"I think our Sundays in New England are Puritan and Jewish more than Christian. They are days of restriction rather than of joyousness. They are fast days, not feast days."

"Do you say that as a mere matter of historical criticism, or do you think that they could be improved practically?"

"Both. It is susceptible of proof that the early Christian Sunday was a day of triumph and of much social joy. It would be well if we could follow primitive example."

"Judge, I am hardly of your opinion. I should be unwilling to see our New England Sunday changed, except perhaps by a larger social liberty in each family. Much might be done to make it attractive to children, and relieve older persons from ennui. But after all, we must judge things by their fruits. If you bring me good apples, it is in vain to abuse the tree as craggy, rude, or homely. The fruit redeems the tree."

"A very comely figure, Doctor, but not very good reasoning. New England has had something at work upon her beside her Sundays. What you call the 'fruit' grew, a good deal of it at any rate, on other trees than Sunday trees."

"You are only partly right. New England character and history are the result of a wide-spread system of influences of which the Sabbath day was the type--and not only so, but the grand motive power. Almost every cause which has worked benignly among us has received its inspiration and impulse largely from this One Solitary Day of the week.

"It is true that all the vegetable growths that we see about us here depend upon a great variety of causes; but there is one cause that is the condition of power in every other, and that is the Sun! And so, many as have been the influences working at New England character, Sunday has been a generic and multiplex force, inspiring and directing all others. It is indeed the Sun's day.

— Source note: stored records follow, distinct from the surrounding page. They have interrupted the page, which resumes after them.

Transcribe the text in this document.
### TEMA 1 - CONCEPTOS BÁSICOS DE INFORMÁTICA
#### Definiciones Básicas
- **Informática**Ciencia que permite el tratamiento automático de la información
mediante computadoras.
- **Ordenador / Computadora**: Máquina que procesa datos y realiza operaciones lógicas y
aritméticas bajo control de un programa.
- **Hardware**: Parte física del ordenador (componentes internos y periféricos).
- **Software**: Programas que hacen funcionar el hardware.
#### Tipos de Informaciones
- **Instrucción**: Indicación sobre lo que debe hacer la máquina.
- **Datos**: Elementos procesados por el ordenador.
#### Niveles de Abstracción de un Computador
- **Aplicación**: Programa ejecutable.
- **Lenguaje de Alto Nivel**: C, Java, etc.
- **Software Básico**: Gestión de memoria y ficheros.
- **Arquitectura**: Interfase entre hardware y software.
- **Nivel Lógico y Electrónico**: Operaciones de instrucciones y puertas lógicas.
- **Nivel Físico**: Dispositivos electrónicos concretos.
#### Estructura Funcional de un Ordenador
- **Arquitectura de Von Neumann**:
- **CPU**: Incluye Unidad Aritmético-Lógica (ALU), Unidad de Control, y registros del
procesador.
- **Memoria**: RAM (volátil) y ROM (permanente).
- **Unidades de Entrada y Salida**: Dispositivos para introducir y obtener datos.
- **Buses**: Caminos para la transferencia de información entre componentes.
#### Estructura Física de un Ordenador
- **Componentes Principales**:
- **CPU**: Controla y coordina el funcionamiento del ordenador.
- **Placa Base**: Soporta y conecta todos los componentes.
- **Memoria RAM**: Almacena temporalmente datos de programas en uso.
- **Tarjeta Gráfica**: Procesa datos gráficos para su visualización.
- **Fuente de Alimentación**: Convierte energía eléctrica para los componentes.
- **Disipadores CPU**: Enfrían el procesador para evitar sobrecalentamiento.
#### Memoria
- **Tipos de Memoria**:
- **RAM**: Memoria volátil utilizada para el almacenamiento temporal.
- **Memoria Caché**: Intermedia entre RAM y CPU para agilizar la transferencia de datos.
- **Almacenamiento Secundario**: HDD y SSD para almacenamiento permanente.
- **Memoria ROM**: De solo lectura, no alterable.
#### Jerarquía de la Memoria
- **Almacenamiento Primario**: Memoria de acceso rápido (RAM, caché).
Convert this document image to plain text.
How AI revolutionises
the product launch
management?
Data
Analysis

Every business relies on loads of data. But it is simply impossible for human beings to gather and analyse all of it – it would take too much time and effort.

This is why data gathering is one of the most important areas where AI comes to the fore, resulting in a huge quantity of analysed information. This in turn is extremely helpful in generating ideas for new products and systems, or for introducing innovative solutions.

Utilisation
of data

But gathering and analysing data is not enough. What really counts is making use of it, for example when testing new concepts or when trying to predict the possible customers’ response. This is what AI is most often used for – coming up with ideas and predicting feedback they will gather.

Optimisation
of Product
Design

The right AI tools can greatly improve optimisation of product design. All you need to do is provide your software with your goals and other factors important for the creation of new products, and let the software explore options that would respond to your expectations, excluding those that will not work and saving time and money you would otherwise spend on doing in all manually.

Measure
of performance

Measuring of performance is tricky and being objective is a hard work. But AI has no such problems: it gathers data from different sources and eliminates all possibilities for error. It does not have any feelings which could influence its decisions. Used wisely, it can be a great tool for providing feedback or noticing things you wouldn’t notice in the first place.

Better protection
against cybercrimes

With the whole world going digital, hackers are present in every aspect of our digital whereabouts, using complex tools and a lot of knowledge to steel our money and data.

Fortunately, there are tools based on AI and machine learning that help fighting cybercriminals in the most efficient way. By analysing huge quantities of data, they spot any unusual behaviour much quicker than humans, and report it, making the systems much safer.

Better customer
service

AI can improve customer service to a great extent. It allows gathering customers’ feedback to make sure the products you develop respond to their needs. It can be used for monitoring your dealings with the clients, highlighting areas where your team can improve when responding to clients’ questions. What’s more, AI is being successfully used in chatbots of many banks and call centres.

"It is a little singular that, borrowing the name from the heathen calendar, it should have tallied so well with the Scripture name, the Lord's day--that Lord who was the Morning Star in early day, and at length the Sun of Righteousness!

"The Jews called it the Sabbath--a day of rest. Modern Christians call it the Sun's day, or the day of light, warmth, and growth. If this seems fanciful so far as the names of the day are concerned, it is strikingly characteristic of the real spirit of the two days, in the ancient and modern dispensation. I doubt if the old Jews ever kept a Sabbath religiously, as we understand that term. Indeed, I suspect there was not yet a religious strength in that national character that could hold up religious feeling without the help of social and even physical adjuvants. Their religious days were either fasts or like our Thanksgiving days. But the higher and richer moral nature which has been developed by Christianity enables communities to sustain one day in seven upon a high spiritual plane, with the need of but very little social help, and without the feasting element at all."

"That may be very well for a few saints like you and me, Doctor, but it is too high for the majority of men. Common people find the strict Sundays a great annoyance, and clandestinely set them aside."